The sport is at a standstill around the world, with domestic leagues halted and the Euro 2020 and Copa America tournaments pushed back until next year, and it is not clear when the game will be able to resume.
FIFPRO General Secretary Jonas Baer-Hoffmann said failing to complete the current season was not an option at the moment.
“Everyone in football will lose out if that happens,” he told reporters in a conference call. “I don’t think it’s responsible to make that consideration at the moment.
“If we have any chance of finishing the season, we have to do so because the impact for players and everyone else in the game will be great if we don’t.”
There have been some suggestions that the current season could extend to August or September, with the subsequent campaign beginning later.
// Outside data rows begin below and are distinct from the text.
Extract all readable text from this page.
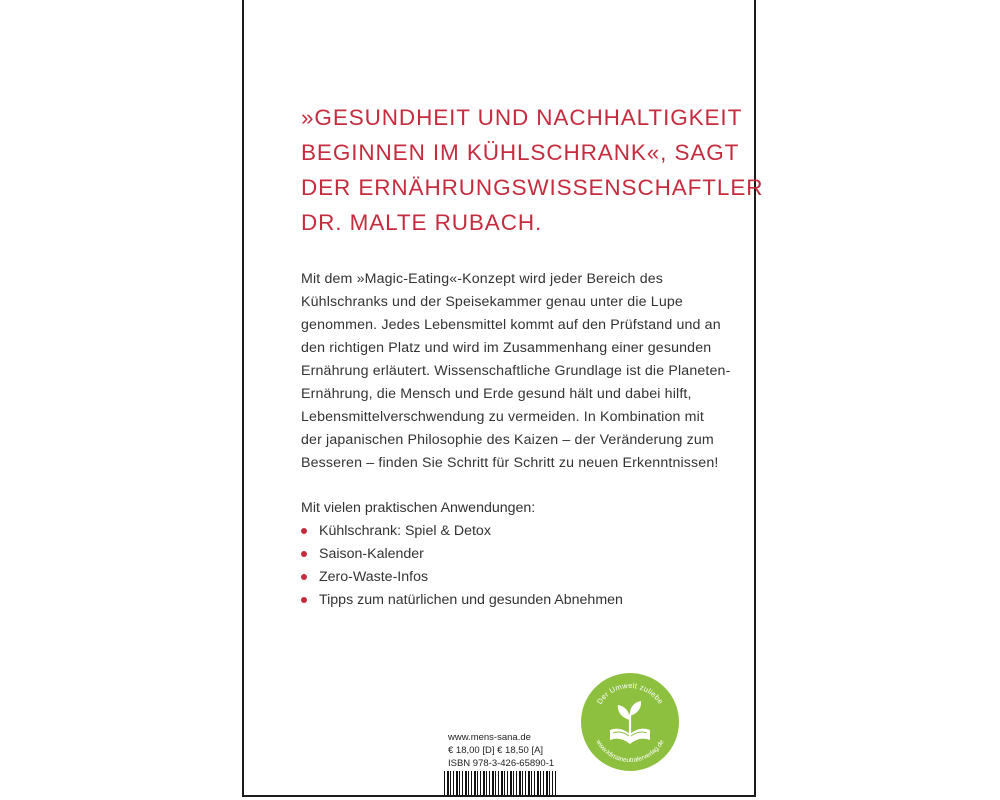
»GESUNDHEIT UND NACHHALTIGKEIT
BEGINNEN IM KÜHLSCHRANK«, SAGT
DER ERNÄHRUNGSWISSENSCHAFTLER
DR. MALTE RUBACH.

Mit dem »Magic-Eating«-Konzept wird jeder Bereich des
Kühlschranks und der Speisekammer genau unter die Lupe
genommen. Jedes Lebensmittel kommt auf den Prüfstand und an
den richtigen Platz und wird im Zusammenhang einer gesunden
Ernährung erläutert. Wissenschaftliche Grundlage ist die Planeten-
Ernährung, die Mensch und Erde gesund hält und dabei hilft,
Lebensmittelverschwendung zu vermeiden. In Kombination mit
der japanischen Philosophie des Kaizen – der Veränderung zum
Besseren – finden Sie Schritt für Schritt zu neuen Erkenntnissen!

Mit vielen praktischen Anwendungen:

Kühlschrank: Spiel & Detox
Saison-Kalender
Zero-Waste-Infos
Tipps zum natürlichen und gesunden Abnehmen
www.mens-sana.de
€ 18,00 [D] € 18,50 [A]
ISBN 978-3-426-65890-1
Der Umwelt zuliebe
www.klimaneutralerverlag.de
However, some clubs have indicated that the current season should be scrapped.
Baer-Hoffmann said FIFPRO had seen both good and bad responses to the crisis.
“There is a club in Serbia which voluntarily pre-paid all salaries until June and they have reached a collective agreement in Costa Rica over the payment of wages,” he said.
But Baer-Hoffmann added that there had also been cases of clubs using the crisis as an excuse to terminate contracts early, sack players or declare bankruptcy simply as an instrument for not paying bills and wages.
He praised players at Juventus and Barcelona who had agreed to take pay cuts, saying it was a “strong signal that should be commended”, but added that the example should not be used to pressure those at smaller clubs.
“We had clubs from Indonesia using that to justify wage cuts,” he said. “It is very important to take into account the vastly different economic circumstances, even the lowest clubs in Serie A are very different to Juventus.”
“We can only appeal to common sense that those measures taken by the elite clubs and players cannot just be transferred downwards.
“We have people literally on between 300 and 1,000 euros ($330 and $1,100) a month, for them to consider a pay cut is a different story.”
While football has stopped almost everywhere, it is still being played in Belarus, which Baer-Hoffmann said was “difficult to comprehend.
“We’ve been contacted by players who are concerned — common sense tells you they have to apply the same cautionary measures as everywhere else,” he said.